Enterprise Strategy Group senior analyst Terri McClure commented that the cloud storage space is "certainly a market where we're seeing a tremendous influence" from employees (rather than IT departments themselves) on technology spend and adoption.
Due to that, McClure quipped that "it's a bit of wild west out there" about where data is going and being shared.
ESG surveys enterprise IT departments annually about where their budgets are going, and McClure cited that the most recent figure saw an uptick to 36 percent of yearly budgets being dedicated to new initiatives. Essentially, that consists of things such as new cloud deployments as well as addressing trends such as personal devices in the workplace.
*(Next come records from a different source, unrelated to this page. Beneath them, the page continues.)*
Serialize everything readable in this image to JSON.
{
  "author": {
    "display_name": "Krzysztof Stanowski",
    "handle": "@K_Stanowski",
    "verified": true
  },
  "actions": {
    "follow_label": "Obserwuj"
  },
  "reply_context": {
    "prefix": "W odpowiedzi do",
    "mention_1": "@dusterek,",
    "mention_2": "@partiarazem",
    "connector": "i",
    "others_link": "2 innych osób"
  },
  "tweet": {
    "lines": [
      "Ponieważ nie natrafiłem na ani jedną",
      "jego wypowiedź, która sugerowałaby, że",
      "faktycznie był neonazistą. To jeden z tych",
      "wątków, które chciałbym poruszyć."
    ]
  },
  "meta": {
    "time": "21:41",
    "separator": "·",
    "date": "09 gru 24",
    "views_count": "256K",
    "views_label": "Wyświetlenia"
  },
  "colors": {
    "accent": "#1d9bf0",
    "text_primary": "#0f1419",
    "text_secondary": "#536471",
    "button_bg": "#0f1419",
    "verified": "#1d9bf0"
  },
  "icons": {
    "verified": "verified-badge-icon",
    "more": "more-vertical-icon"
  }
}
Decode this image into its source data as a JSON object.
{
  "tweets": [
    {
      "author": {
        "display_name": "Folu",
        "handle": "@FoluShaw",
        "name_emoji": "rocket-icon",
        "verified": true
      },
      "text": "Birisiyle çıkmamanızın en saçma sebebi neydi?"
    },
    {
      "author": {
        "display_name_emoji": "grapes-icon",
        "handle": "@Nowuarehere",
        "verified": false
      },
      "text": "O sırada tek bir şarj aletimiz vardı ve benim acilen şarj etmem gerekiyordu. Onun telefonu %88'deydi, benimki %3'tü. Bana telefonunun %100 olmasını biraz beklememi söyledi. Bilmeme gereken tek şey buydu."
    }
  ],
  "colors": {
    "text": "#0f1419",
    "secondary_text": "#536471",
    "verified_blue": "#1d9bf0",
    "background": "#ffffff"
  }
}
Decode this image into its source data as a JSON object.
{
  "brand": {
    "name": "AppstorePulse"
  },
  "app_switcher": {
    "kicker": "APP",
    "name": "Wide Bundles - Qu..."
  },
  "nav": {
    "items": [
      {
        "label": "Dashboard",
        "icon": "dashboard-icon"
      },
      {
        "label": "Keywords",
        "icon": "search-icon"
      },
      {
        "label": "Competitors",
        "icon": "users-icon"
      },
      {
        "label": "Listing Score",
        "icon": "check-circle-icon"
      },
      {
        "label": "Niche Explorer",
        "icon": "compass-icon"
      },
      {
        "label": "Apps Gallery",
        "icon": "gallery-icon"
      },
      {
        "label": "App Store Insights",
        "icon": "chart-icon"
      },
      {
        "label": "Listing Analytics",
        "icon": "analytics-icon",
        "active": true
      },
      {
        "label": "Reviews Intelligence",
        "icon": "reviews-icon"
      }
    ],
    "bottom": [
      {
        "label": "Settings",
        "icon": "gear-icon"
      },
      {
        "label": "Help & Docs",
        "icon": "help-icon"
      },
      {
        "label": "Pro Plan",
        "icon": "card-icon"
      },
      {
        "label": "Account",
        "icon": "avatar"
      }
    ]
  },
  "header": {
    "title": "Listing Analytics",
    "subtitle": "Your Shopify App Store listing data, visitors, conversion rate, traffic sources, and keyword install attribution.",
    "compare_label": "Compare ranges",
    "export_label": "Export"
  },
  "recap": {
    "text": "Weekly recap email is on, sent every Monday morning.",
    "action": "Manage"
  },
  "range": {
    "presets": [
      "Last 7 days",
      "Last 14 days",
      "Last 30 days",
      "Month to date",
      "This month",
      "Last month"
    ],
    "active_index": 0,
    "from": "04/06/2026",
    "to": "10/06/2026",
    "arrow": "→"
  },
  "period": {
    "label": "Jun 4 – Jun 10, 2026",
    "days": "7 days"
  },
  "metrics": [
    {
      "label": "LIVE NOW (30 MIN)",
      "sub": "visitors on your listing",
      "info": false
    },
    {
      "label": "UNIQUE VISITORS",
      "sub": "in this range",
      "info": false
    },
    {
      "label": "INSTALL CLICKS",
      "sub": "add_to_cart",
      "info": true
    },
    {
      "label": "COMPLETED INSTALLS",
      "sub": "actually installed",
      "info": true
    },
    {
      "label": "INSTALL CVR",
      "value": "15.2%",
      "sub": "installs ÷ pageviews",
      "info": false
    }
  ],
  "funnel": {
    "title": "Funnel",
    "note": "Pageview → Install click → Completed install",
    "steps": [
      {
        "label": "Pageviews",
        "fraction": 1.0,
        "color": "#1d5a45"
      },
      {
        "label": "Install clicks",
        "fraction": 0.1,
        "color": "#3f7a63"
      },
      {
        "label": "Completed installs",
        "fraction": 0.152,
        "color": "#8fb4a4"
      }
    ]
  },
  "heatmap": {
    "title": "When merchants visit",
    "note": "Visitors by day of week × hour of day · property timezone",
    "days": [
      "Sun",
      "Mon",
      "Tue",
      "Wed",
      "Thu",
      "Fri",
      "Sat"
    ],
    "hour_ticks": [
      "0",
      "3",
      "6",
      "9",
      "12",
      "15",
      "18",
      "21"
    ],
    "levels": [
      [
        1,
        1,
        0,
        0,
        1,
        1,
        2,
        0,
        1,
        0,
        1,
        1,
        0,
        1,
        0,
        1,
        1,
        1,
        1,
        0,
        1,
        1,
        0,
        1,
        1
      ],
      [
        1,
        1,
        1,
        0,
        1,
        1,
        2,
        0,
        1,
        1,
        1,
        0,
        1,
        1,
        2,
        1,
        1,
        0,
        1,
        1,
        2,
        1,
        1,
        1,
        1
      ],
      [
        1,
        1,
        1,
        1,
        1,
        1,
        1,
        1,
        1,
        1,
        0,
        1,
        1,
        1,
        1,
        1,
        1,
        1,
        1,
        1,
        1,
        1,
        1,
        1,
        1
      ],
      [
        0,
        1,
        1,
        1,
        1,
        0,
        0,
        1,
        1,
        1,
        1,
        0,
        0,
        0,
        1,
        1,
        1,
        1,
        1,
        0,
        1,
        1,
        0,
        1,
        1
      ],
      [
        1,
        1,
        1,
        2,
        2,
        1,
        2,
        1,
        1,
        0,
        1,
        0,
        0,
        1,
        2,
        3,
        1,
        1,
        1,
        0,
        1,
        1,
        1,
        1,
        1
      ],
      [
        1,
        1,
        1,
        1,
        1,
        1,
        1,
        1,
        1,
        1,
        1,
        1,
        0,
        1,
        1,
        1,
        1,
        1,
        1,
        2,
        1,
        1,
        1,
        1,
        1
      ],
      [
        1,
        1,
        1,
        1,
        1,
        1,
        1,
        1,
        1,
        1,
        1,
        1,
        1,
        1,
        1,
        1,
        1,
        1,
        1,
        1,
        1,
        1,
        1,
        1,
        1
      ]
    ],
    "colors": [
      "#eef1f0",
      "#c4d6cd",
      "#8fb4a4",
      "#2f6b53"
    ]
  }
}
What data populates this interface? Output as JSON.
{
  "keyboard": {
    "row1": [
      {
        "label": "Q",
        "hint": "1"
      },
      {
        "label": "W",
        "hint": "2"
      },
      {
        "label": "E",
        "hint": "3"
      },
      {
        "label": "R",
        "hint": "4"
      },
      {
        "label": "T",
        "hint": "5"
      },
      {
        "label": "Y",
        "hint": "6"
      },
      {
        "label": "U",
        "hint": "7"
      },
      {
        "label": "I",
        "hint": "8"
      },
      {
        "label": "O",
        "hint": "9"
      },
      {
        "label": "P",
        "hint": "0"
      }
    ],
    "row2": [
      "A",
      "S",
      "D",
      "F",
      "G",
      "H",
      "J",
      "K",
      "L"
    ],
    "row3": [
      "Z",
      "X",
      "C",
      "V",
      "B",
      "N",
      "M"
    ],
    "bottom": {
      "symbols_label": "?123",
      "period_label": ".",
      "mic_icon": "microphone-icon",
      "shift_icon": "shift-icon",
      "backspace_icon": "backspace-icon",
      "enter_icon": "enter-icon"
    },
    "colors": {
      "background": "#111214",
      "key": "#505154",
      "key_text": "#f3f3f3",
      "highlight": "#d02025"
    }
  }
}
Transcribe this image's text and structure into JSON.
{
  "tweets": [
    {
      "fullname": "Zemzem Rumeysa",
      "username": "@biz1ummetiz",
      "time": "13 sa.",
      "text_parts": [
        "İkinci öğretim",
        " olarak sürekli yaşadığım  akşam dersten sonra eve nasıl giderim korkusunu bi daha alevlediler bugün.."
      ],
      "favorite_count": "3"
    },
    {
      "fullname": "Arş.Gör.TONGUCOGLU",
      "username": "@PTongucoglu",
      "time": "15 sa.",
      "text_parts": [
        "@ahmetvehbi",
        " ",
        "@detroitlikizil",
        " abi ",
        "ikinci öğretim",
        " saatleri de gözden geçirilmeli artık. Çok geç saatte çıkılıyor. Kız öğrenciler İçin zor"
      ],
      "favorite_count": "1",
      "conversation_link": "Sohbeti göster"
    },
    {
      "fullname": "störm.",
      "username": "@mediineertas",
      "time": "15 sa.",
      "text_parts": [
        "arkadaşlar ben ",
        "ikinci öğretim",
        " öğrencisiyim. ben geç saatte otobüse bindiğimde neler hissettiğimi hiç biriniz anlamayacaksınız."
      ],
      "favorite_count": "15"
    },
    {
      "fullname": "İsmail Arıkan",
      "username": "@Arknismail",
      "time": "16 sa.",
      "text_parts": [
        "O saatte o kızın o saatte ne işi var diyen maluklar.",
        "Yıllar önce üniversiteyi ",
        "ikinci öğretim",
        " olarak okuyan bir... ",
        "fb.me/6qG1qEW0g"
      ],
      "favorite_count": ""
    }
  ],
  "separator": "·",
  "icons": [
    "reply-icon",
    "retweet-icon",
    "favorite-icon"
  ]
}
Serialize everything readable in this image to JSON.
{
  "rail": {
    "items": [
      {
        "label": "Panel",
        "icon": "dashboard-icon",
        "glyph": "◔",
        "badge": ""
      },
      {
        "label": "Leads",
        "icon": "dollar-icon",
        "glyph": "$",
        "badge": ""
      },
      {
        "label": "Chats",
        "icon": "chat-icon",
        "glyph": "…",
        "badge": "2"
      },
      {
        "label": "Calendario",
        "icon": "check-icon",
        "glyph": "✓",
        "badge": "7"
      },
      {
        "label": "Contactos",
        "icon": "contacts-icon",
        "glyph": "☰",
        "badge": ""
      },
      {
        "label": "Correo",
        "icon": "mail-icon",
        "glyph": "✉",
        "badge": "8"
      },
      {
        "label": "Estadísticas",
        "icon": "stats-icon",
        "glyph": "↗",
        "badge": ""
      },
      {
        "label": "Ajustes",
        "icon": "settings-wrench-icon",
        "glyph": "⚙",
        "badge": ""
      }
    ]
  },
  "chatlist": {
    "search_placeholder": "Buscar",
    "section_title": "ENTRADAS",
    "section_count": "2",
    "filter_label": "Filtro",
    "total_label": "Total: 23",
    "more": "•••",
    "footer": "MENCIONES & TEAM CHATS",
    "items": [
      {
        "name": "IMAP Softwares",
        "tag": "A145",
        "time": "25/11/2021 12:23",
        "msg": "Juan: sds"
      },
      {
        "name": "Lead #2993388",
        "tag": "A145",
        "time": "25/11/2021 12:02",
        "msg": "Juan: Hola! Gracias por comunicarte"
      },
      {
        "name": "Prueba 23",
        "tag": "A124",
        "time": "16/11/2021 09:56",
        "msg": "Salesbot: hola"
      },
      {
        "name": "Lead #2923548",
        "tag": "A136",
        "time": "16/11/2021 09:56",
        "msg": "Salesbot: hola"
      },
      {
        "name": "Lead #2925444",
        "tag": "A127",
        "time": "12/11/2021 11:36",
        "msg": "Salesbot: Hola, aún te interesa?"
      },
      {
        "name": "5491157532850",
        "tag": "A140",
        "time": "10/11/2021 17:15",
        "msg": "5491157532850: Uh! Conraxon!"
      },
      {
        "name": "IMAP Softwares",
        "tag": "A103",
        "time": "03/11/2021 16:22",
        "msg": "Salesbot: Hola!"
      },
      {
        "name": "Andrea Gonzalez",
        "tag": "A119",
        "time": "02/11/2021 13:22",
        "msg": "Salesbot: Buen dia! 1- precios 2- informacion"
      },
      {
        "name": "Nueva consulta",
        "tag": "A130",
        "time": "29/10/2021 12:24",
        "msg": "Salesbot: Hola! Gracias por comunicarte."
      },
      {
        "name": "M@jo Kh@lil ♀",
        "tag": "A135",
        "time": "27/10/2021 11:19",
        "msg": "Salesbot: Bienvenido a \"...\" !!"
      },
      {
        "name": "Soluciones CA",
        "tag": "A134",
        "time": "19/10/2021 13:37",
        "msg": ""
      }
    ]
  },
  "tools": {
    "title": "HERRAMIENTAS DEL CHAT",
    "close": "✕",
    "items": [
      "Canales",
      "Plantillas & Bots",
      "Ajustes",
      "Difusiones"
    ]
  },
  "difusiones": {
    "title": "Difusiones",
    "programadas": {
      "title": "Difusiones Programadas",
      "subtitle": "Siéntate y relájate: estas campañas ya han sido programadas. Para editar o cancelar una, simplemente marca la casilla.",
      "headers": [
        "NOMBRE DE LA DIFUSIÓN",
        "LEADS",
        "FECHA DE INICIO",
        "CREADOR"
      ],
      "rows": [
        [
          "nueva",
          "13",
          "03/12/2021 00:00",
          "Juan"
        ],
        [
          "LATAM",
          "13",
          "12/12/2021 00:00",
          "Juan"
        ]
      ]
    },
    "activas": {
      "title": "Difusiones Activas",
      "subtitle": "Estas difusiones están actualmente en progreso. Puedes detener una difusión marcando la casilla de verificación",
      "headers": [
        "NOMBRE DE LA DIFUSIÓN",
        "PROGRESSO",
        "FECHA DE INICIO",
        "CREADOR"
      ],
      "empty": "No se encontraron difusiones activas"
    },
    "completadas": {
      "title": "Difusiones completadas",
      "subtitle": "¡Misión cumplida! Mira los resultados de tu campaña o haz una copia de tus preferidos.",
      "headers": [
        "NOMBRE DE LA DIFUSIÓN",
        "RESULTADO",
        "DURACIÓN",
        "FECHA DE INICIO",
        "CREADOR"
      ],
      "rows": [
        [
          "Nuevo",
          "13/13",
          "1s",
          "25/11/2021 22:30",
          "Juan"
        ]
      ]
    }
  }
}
McClure affirmed that "it's great to see the numbers moving in the right direction," but she stipulated that it's obvious that IT is being very picky in where they invest for new projects.
"The impatience we're seeing with IT's user base is democratization and pressure on IT to move quicker," McClure explained. "There's too much available to do outside of IT to wait for IT."
Schadler reflected that we should actually be happy that employees have not only figured out what solutions they want, but also that they have figured out what their requirements are, and that they've actually picked a supplier.
However, Schadler acknowledged it's that last part that makes IT uncomfortable because whatever employees picked might not serve business needs.
Thus, he continued, it's that third step in the process where IT needs to get involved with a business-ready alternative to the consumer solution. At the same time, IT needs to ensure that whatever they respond to employees with can run across all mobile devices and be readily available.
Otherwise, he warned, it's an uphill battle.
"Looking at this systemically, let's embrace it because employees are not doing it for the love of gadgets," Schadler remarked. "They're doing it to get work done."